Paper No. 13
Presentation Time: 4:45 PM
THE ROLE OF FLUIDS IN THE MICROSTRUCTURAL EVOLUTION OF QUARTZ-RICH ROCKS DURING LOW TEMPERATURE, FAULT-RELATED DEFORMATION
The Big Cove anticline in the Valley and Ridge province of south-central Pennsylvania is cut by a steeply-dipping oblique slip fault that was a fluid pathway during the Alleghanian orogeny. Horses of quartz arenite from the Lower Silurian Tuscarora Sandstone along this fault contain numerous microstructures that were used to detail the fluid history and infer the role of fluids in the selection and operation of grain-scale deformation mechanisms.
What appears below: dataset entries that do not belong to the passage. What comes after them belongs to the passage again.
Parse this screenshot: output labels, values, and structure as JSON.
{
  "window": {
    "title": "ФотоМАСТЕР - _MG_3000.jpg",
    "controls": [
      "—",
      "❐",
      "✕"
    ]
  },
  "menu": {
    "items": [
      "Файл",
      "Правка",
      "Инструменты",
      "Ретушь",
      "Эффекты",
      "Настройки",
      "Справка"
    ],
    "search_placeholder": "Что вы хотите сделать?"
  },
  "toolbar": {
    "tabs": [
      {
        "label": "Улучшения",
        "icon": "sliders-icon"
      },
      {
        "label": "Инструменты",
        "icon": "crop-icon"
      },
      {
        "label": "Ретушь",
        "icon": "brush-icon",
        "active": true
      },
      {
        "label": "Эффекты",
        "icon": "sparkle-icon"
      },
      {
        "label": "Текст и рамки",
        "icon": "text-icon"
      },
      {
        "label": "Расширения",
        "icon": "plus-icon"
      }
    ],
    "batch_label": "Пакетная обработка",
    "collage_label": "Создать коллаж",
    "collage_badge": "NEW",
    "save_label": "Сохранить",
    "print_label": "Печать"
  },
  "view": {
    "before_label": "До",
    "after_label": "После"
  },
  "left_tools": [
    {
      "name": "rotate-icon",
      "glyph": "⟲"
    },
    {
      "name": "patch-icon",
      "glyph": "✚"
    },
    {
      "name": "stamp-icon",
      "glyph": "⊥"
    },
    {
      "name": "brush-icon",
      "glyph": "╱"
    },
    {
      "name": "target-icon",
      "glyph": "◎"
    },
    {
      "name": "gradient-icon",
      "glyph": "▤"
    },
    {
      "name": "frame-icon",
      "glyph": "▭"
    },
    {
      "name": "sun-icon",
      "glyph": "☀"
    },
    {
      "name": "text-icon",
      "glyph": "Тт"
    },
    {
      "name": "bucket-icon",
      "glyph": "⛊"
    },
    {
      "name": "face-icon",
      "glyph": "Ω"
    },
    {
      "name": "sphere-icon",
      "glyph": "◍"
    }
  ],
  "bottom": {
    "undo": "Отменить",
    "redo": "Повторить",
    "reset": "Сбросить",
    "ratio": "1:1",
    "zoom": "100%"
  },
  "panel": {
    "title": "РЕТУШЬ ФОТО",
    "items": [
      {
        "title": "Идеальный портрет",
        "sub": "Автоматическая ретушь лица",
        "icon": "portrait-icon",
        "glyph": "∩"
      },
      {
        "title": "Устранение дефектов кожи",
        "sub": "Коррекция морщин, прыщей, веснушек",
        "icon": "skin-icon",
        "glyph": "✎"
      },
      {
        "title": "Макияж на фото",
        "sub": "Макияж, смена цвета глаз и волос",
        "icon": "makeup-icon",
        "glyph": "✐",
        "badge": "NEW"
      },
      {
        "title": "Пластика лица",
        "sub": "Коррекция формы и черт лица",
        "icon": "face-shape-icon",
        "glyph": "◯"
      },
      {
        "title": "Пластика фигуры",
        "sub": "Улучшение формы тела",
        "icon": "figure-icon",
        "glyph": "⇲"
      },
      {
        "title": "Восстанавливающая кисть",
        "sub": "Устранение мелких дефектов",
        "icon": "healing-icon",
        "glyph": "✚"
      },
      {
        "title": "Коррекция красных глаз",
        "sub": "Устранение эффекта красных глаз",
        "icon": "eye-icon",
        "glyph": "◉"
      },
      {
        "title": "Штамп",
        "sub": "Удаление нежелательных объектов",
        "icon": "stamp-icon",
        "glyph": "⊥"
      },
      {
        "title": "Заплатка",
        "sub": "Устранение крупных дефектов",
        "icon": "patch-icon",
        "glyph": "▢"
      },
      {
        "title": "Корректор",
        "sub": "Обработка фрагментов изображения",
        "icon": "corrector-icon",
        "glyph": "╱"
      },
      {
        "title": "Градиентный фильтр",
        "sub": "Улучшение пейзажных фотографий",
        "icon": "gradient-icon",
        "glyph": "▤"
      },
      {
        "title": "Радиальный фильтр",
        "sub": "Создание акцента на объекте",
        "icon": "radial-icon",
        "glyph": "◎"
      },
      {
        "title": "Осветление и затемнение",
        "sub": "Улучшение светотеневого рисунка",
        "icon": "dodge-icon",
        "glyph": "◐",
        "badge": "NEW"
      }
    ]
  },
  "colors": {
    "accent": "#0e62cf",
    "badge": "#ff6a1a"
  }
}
In most samples, brittle microstructures (fluid inclusion planes, microveins, cataclastic bands, and distributed cataclasis) predominate, although pressure solution microstructures (transgranular stylolites, sutured and truncated grains) are better developed in some samples. Crystal-plastic microstructures (undulose extinction, deformation lamellae and bands) are subordinate to other microstructures and are typically developed near fractures and stylolites. Crosscutting relations show two phases of brittle deformation: cataclasis then systematic extensional microfracturing. Fluid inclusion homogenization temperatures for the two phases of brittle deformation are 160º and 120º C, respectively. Pressure solution preceded and followed both phases of brittle deformation. The spatial relationship between crystal-plastic microstructures and fractures or stylolites implies that they were coeval. The evolution of fluid pathways and the fluids contained therein largely controlled the timing and nature of grain-scale deformation, and hence, the rock behavior in the fault zone. Early cataclasis, locally facilitated by primary porosity, created abundant secondary porosity. Fluids promoted extensive redistribution of silica through pressure solution and cementation of fractures. Grains adjacent to fractures and stylolites were able to deform plastically due to the localized availability of water. During deformation, fluid pathways evolved in location, from exterior to interior of blocks, and in scale, from fault to fracture and stylolite to lattice. Compared to weakly cemented porous sandstones, which can utilize existing fluid pathways for long periods of time, rapid cementation during deformation in the Tuscarora required the continual formation of new pathways to maintain fluid flow.